Autoresearch Agent

SkillDB 作者 Alireza Rezvani v2.1.1

Autonomous experiment loop that optimizes any file by a measurable metric. Inspired by Karpathy's autoresearch. The agent edits a target file, runs a fixed evaluation, keeps improvements (git commit), discards failures (git reset), and loops indefinitely. Use when: user wants to optimize code speed, reduce bundle/image size, improve test pass rate, optimize prompts, improve content quality (headlines, copy, CTR), or run any measurable improvement loop.
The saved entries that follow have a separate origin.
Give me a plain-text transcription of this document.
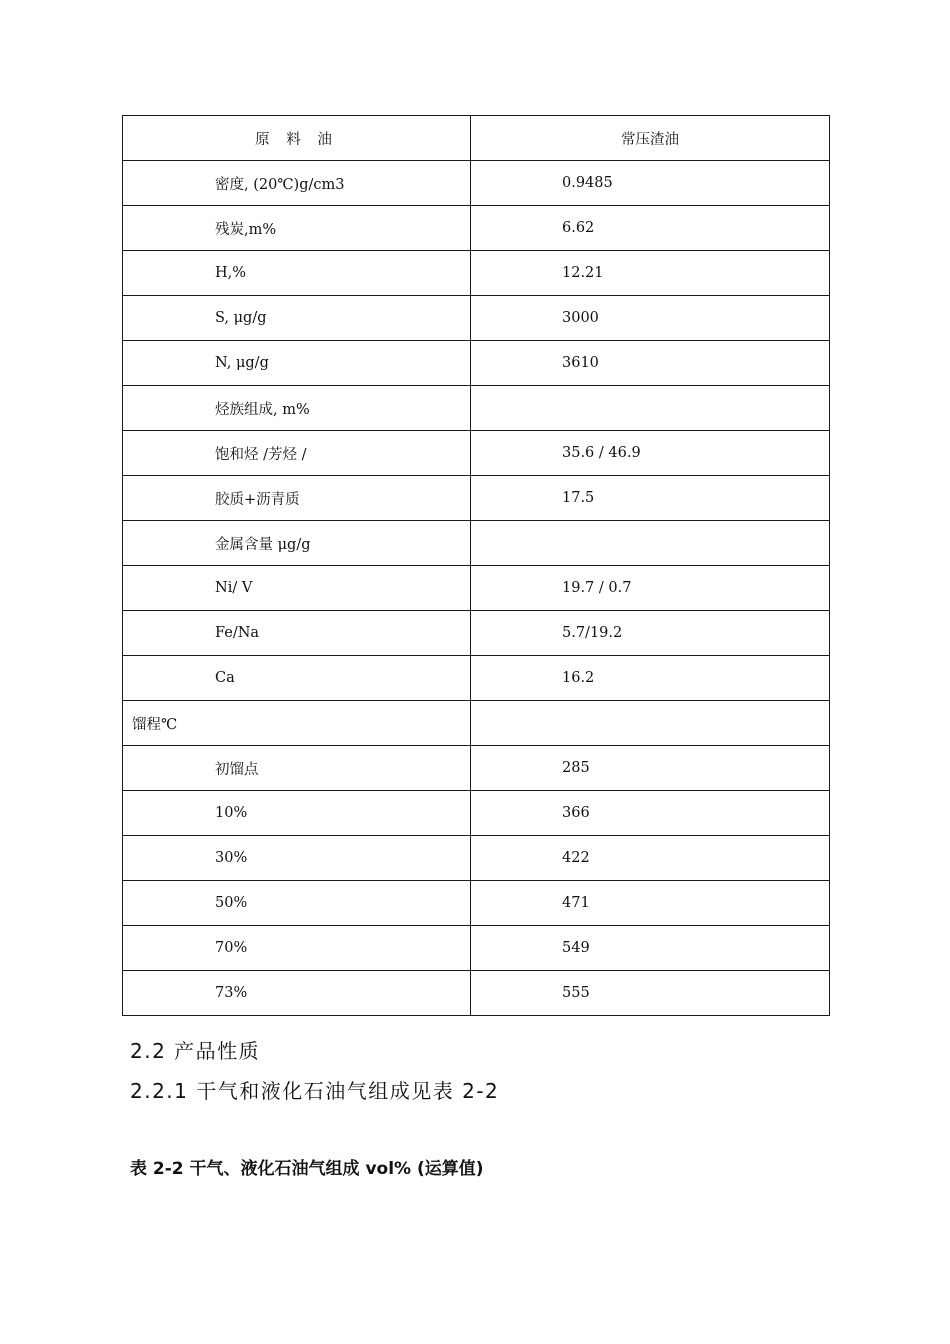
原 料 油	常压渣油
密度, (20℃)g/cm3	0.9485
残炭,m%	6.62
H,%	12.21
S, μg/g	3000
N, μg/g	3610
烃族组成, m%	
饱和烃 /芳烃 /	35.6 / 46.9
胶质+沥青质	17.5
金属含量 μg/g	
Ni/ V	19.7 / 0.7
Fe/Na	5.7/19.2
Ca	16.2
馏程℃	
初馏点	285
10%	366
30%	422
50%	471
70%	549
73%	555
2.2 产品性质
2.2.1 干气和液化石油气组成见表 2-2
表 2-2 干气、液化石油气组成 vol% (运算值)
Requires: a target file, an evaluation command that outputs a metric, and a git repo.

源码 ↗

安装 / 下载方式

TotalClaw CLI推荐

totalclaw install skilldb:alirezarezvani~autoresearch-agent

cURL直接下载，无需登录

curl -fsSL https://skills.taituai.com/api/skills/skilldb%3Aalirezarezvani~autoresearch-agent/file -o autoresearch-agent.md

Git 仓库获取源码

git clone https://github.com/openclaw/skills/commit/8e579a9e1cbf9d56a8ce850bde7a40675a11a73e

# Autoresearch Agent

> You sleep. The agent experiments. You wake up to results.

Autonomous experiment loop inspired by [Karpathy's autoresearch](https://github.com/karpathy/autoresearch). The agent edits one file, runs a fixed evaluation, keeps improvements, discards failures, and loops indefinitely.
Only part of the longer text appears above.